By Christine Lucy Latimer
HD single-channel video, silent, 2019, 2 minutes 30 seconds
Years ago, my Mother sold her home. Hundreds of high dynamic range digital photos were taken to provide to the real estate agent for the online sale listing. The images were left on an SD card that was strangely stored and subject to environmental degradation. Disassembling each damaged, barely there high dynamic range photo into its light and dark component parts, I build a VHS cascade of house pieces (never quite reconstituting what was). — CLL
Christine Lucy Latimer is an interdisciplinary artist working with lens-based and time-based forms. Her work in the past decade has been featured across 5 continents in over 300 film festivals and gallery exhibitions.

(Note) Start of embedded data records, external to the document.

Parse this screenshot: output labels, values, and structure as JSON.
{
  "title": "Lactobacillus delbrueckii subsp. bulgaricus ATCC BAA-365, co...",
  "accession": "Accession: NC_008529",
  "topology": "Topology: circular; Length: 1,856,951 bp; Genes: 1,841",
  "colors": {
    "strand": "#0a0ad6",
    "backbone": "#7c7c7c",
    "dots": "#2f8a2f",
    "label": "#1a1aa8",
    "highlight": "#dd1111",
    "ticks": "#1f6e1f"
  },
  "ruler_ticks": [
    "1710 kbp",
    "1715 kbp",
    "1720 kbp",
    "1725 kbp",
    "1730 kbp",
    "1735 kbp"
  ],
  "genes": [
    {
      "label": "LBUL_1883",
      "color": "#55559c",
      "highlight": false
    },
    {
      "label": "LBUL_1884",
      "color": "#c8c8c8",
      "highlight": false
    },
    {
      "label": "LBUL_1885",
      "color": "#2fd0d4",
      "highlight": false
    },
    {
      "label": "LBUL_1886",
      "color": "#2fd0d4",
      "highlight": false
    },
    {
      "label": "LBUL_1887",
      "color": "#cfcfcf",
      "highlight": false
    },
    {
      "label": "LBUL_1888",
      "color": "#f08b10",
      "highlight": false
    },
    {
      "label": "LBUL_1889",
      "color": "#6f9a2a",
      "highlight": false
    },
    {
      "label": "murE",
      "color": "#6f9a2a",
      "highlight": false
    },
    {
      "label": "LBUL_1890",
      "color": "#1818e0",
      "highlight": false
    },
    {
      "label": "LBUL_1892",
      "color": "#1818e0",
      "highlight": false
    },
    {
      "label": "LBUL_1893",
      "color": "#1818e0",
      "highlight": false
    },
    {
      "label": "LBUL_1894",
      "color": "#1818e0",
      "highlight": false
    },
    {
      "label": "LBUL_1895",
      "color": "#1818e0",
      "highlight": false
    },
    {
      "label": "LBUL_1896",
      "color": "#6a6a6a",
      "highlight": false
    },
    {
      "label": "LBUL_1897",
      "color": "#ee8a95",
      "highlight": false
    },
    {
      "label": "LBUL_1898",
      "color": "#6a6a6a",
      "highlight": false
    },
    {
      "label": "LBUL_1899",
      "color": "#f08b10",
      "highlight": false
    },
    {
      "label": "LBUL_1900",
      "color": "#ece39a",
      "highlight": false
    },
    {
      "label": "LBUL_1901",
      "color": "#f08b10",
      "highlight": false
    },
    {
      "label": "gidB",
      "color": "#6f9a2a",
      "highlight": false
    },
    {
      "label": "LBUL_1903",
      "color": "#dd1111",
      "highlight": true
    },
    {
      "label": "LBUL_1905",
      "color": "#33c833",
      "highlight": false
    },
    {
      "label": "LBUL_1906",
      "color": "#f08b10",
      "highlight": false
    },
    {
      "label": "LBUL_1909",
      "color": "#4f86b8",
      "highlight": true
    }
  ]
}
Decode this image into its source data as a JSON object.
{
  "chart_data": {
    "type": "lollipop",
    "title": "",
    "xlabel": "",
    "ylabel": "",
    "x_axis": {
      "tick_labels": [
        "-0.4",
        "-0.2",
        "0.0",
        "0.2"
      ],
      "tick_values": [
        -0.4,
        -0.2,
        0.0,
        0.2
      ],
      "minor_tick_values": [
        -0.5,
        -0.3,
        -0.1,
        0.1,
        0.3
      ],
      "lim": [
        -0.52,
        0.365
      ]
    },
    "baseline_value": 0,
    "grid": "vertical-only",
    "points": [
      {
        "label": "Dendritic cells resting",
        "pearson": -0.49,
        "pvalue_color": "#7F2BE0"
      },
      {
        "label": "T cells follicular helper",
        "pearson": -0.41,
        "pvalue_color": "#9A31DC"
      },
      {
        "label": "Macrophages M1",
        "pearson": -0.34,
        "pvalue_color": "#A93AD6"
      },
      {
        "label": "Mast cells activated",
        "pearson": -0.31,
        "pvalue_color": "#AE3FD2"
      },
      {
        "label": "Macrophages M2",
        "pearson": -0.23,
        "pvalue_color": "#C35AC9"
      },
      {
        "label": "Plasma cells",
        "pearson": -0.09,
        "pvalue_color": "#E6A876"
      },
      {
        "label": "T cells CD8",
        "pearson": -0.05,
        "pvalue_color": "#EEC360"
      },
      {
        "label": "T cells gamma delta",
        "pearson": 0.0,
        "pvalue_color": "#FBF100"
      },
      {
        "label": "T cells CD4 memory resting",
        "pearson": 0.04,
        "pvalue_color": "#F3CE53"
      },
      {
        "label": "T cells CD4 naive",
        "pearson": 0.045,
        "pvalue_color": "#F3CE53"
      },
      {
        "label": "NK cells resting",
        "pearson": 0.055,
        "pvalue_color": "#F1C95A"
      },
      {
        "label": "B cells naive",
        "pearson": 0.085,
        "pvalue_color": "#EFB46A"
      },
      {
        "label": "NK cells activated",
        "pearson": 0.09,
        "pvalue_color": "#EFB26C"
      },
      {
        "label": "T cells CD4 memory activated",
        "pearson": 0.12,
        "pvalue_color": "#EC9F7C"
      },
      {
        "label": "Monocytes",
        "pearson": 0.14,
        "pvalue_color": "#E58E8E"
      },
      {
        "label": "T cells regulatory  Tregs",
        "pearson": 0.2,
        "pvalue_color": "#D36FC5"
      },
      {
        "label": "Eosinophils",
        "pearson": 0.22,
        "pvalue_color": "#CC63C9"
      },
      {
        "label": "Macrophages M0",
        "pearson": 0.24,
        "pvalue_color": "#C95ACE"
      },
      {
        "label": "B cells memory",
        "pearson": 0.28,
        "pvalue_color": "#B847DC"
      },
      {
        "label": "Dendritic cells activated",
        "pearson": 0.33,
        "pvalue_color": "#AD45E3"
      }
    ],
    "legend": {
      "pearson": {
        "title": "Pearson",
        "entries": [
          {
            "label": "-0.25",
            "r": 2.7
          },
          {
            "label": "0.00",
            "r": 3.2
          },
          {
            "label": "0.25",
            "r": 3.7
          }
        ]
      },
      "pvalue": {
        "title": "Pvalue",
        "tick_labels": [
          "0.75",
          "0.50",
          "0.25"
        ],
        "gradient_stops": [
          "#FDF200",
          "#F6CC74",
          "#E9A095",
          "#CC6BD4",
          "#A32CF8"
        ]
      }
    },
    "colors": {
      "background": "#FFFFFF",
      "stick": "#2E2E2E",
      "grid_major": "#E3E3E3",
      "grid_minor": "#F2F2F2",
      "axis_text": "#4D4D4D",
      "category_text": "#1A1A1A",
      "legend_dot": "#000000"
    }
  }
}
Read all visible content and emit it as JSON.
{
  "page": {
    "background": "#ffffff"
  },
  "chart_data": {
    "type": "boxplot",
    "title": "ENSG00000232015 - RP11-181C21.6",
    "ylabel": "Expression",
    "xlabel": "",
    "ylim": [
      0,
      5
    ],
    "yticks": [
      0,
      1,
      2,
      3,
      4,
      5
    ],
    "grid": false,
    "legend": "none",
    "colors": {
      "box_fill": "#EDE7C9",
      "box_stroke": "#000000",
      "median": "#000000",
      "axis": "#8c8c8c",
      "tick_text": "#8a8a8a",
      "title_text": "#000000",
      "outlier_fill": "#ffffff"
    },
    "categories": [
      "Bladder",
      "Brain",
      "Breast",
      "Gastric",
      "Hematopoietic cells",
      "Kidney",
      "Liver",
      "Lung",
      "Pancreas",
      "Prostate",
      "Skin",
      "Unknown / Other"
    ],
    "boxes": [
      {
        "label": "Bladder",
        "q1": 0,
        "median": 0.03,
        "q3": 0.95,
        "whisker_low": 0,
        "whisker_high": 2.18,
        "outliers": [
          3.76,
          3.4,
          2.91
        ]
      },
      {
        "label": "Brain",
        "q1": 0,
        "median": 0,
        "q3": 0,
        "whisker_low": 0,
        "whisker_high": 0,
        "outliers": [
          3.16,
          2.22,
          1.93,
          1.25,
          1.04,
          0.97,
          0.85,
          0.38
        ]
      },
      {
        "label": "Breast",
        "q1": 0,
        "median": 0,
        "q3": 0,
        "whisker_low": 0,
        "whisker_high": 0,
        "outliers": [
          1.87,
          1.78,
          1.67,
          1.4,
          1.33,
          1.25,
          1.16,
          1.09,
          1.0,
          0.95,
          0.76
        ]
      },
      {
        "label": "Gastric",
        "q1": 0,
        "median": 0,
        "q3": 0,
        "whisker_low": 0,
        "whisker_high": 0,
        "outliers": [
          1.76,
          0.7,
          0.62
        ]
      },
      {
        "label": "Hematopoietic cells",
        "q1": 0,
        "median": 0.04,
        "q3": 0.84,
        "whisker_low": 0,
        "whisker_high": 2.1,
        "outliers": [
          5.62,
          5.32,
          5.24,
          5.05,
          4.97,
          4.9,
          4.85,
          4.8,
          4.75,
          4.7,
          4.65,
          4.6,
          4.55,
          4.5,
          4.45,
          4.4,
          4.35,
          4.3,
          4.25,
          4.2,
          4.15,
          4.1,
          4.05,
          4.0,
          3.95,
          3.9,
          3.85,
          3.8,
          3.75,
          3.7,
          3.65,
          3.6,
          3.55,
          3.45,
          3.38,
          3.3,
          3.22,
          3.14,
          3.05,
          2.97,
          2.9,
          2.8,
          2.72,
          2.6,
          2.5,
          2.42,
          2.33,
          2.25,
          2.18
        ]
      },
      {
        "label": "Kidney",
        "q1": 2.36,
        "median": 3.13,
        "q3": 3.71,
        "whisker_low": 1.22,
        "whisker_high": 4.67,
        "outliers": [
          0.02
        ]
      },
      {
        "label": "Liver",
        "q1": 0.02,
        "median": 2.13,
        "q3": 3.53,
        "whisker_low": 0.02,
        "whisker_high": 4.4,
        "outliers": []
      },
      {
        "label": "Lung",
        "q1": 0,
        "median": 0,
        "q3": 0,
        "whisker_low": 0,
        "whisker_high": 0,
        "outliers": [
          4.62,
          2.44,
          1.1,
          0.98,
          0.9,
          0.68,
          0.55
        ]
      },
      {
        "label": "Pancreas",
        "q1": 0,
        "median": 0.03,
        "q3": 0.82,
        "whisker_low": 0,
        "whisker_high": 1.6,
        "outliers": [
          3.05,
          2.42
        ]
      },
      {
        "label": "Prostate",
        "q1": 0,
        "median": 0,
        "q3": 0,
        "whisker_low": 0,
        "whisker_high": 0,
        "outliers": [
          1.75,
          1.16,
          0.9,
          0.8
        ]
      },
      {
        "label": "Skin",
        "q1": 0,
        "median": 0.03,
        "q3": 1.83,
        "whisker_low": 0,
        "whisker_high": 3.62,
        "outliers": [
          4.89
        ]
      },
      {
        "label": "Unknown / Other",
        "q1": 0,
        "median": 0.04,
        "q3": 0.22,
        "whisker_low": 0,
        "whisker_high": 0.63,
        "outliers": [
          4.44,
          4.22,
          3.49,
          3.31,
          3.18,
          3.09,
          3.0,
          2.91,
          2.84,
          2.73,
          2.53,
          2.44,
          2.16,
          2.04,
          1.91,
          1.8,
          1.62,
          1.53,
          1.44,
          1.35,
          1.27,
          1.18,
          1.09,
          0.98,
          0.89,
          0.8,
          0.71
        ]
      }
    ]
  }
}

She currently lives and works in Toronto, Canada.
“Debris”
By Giuseppe Boccassini
Single-channel video, 2017, 11 minutes
Debris is a travelogue of a shipwreck which tries, through decomposed memories, to grab onto new flesh. — GB
Giuseppe Boccassini is an Italian filmmaker mainly working in Germany and Italy. He graduated in film theory at the University of Bologna and in film direction at The New University of Cinema and Television located in Cinecittà, Rome. His work has been shown at several international film festivals and exhibitions, including FIDMarseille, Edinburgh International Film Festival, Torino Film Festival, Jihlava IDFF, Trentino History Museum, Pesaro Film Festival,among others His entire film production is distributed by Light Cone. By transforming and manipulating various sources of archival material, his work reflects upon the notion of the haptic proximity of contemporary media. He is in charge of the programme at Fracto, an Experimental Film Encounter at ACUD macht neu, Berlin.